Se había apostado por una victoria del P.P., que junto con Ciudadanos, sería suficiente para conseguir una mayoría holgada que les permitiera seguir con las políticas de ajustes y recortes, tal y como en la pasada legislatura se hizo.

Pero como esas previsiones no se cumplieron, ahora, viene el desconcierto.

De momento se callan y esperan, pero pronto empezaran a filtrar sus sugerencias.

Es evidente que, los intereses de las empresas y los de los ciudadanos son distintos en un sistema capitalista. Unos quieren rentabilidad y los otros desean vivir mejor.

Y como para ganar más unos, los otros tienen que perder, pues en esas estamos.

En este país, a diferencia de Dinamarca (como le gusta comparar a Ciudadanos), no tenemos un gran acuerdo nacional sobre la protección social que deberíamos disfrutar todos los ciudadanos, extremo que se evidencia en la propensión de la primacía de los valores económicos sobre los sociales, haciendo incompatible las políticas económicas con la justicia social.

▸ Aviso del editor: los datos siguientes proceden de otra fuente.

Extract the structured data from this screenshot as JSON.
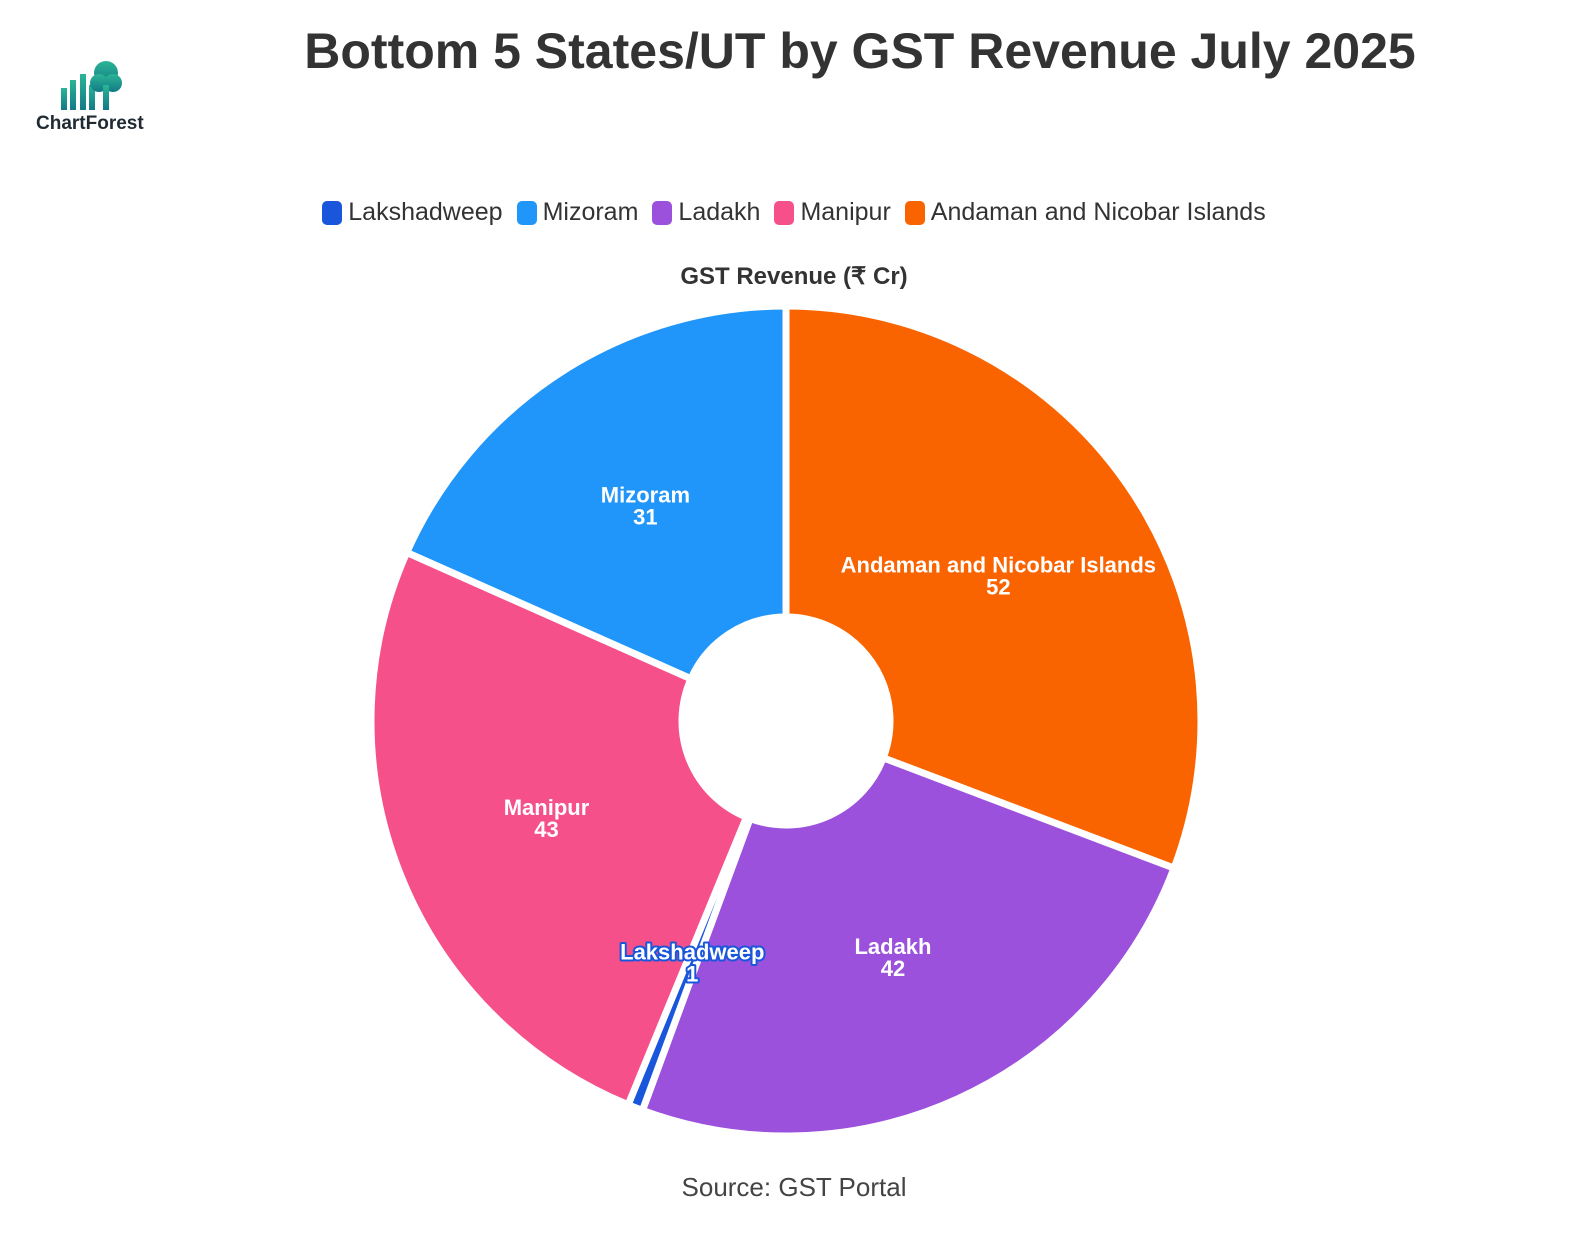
{
  "title": "Bottom 5 States/UT by GST Revenue July 2025",
  "logo": {
    "text": "ChartForest",
    "icon": "bar-chart-tree-logo"
  },
  "source": "Source: GST Portal",
  "chart_data": {
    "type": "pie",
    "hole": true,
    "title": "GST Revenue (₹ Cr)",
    "legend_position": "top",
    "legend": [
      "Lakshadweep",
      "Mizoram",
      "Ladakh",
      "Manipur",
      "Andaman and Nicobar Islands"
    ],
    "slices": [
      {
        "label": "Andaman and Nicobar Islands",
        "value": 52,
        "color": "#fa6400"
      },
      {
        "label": "Ladakh",
        "value": 42,
        "color": "#9b51dc"
      },
      {
        "label": "Lakshadweep",
        "value": 1,
        "color": "#1a56db"
      },
      {
        "label": "Manipur",
        "value": 43,
        "color": "#f5508a"
      },
      {
        "label": "Mizoram",
        "value": 31,
        "color": "#2196fa"
      }
    ]
  }
}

Y como de la necesidad se puede hacer virtud, es el momento de abordar un gran acuerdo nacional entre las fuerzas políticas para conseguir racionalizar las estructuras económicas, al objeto de obtener un desarrollo económico viable y que al mismo tiempo genere la implicación de todos los sectores en el mantenimiento de un estado social justo.

Las derechas y las izquierdas se necesitan y todos deben ceder en sus planteamientos, España y los españoles (a los que tanto invocan) se lo agradecerían.

Naturalmente, si se pierde esta oportunidad, y se quiere seguir con las políticas actuales, el panorama se iría complicando cada día, radicalizando las posturas, aumentando el descontento social, dejando un país muy polarizado y de difícil gobierno.

¿Estarán, nuestros políticos, a la altura de las circunstancias?

martes, 15 de diciembre de 2015

Decente

Dice la R.A.E. de la lengua

Debate electoral 2015
En el debate electoral entre Mariano Rajoy y Pedro Sánchez, de ayer, nos hemos encontrado con esta palabra: “Decente”.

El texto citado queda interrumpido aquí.